10 Elements of Risk Culture in Business Organizations
Risk is inevitable, and the only way to deal with it, especially at the workplace is to have proper planning and tools in place to prevent risk. Risk management is a critical function in many large and small organizations across the globe. It is an essential step for businesses to remain profitable.
The difficulty is that companies have not been able to develop a risk culture where the entire organization, including every employee, thinks, behaves and takes actions to prevent risk. It is vital that organizations identify the uncertainties that can impact business operations and result in failure.
When an organization achieves this goal, the next steps are to plan and allocate resources to make sure the challenges are addressed proactively. One thing to remember is that risk management is not a one-size-fits-all strategy. Each organization has its unique set of challenges, which is why a specific risk management plan is needed for individual organizations.

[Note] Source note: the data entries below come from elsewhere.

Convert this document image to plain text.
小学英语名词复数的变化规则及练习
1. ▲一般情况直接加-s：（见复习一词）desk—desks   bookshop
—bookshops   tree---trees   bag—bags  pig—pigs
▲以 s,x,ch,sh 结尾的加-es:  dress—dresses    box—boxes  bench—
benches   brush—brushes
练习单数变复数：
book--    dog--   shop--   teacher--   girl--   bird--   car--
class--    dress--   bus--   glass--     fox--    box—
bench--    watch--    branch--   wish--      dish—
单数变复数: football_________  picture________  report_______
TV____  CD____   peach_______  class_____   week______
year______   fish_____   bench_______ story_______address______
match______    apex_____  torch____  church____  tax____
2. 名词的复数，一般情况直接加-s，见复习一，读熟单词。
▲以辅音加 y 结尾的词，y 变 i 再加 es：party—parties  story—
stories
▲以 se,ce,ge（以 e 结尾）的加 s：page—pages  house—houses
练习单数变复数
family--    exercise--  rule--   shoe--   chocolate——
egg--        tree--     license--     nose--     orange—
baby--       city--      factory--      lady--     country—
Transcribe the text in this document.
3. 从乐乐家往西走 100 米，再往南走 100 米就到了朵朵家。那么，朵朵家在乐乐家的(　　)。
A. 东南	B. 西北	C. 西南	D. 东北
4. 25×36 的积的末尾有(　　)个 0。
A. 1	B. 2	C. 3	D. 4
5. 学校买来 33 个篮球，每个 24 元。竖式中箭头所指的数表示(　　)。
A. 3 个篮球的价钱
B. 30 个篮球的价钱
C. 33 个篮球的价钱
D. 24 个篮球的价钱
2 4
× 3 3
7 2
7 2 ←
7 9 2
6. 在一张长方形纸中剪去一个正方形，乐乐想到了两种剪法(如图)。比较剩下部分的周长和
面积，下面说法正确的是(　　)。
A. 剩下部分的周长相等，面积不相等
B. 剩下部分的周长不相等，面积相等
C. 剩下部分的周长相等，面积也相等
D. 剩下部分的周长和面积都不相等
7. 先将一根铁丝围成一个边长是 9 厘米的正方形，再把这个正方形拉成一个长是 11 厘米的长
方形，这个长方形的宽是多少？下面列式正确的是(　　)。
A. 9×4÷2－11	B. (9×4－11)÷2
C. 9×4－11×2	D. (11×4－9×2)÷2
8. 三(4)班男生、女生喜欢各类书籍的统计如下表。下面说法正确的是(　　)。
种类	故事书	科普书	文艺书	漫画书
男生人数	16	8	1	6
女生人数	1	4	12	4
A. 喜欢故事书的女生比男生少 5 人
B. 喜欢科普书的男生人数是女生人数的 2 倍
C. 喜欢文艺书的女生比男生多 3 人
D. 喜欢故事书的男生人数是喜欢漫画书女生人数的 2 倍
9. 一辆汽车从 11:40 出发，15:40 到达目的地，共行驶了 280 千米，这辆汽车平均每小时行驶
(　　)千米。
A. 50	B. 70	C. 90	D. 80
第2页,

Risk culture, similar to a corporate culture involves values, beliefs, knowledge and attitude towards shared risks across an organization. It is a company-wide initiative that will only work when all employees are engaged. Here are the essential elements of risk culture:
1. Top management support risk management strategies
For a risk management function to work, the senior management has to endorse it and ensure they set examples on how to tackle risks that can hamper business operations. Senior management should be committed and be able to distinguish the positive risks from the negative ones. Management should then support departments with addressing the high potential risks.
2. Work as a team to tackle risks
Teamwork is one of the key elements of risk culture. By working together as a team, it becomes much more manageable in identifying risks and combining the team strength to eliminate risks for a project, department and the entire organization. Teamwork will significantly contribute to the identification, minimization and elimination of risks.
3. Implement a proactive approach to identifying and preventing risks
Rather than being reactive and driven by events, a dedicated approach to risk management, assures organizations that small or even complexed risks will not influence them. Using a proactive approach is the key to active risk prevention.
4. Foster acceptance throughout the organization
Continuous risk management should be accepted throughout the organization by executives, management, departments, functions and everyone affected. Risk management is not a department or function on its own. These elements of risk culture are integrated with all functions of the organization, which is why organization-wide acceptance will surely help minimize and even eliminate risks.
5. Encourage risk reporting
A positive way of reporting risks can help in identifying all types of risks that can be missed by executives or top management. Organizations should implement mechanisms of identifying and proactively reporting risks, including learning from risks that have already occurred.
6. Reward risk prevention behaviors
A reward for risk prevention can be a strong motivator for eliminating potential risk. This approach changes the way risk is tackled and managed. It creates a promotion-oriented environment while preventing risks for the entire organization. Establishing goals around performance indicators related to risk management will influence the risk culture.
7. Keep employees engaged
Employee engagement has proven to improve productivity, reduce staff turnover and increase efficiency. It will work for risk management as well. Risk prevention will work effectively with the support and active engagement of employees within any organization. Every department or function within an organization works together and are entirely engaged in preventing risks related to their department, function or project. As a whole, they can avoid risks to the entire organization.
8. Align the risk culture with the corporate organization culture
As mentioned before, the elements of risk culture cannot be an isolated function as risk can affect all departments of an organization. It is vital that organizations align their planned risk culture with their corporate culture for risk management to work. The goal is to create a corporate culture that recognizes risks, prioritize each one and find ways to prevent them.
9. Develop a unique risk management plan
Risk management is not a one-size-fits-all strategy. Each organization is unique, with a set of different challenges. A plan for one organization may not work for all organizations. Each company should tailor models, processes and frameworks to suit their operations, which will help to take complete control of all risk situations that arise.
10. Develop a sustainable and repeatable program
An essential element is to develop a robust risk management program that is sustainable for long-term operations. The program should provide a value proposition. It should help to keep up with rapid changes, emerging risks and continuous improvement within the organization. The program should be efficient and not cumbersome. It should be easy to understand and align with the corporate culture. The organization should be able to monitor both the internal and external environment to identify risk challenges quickly.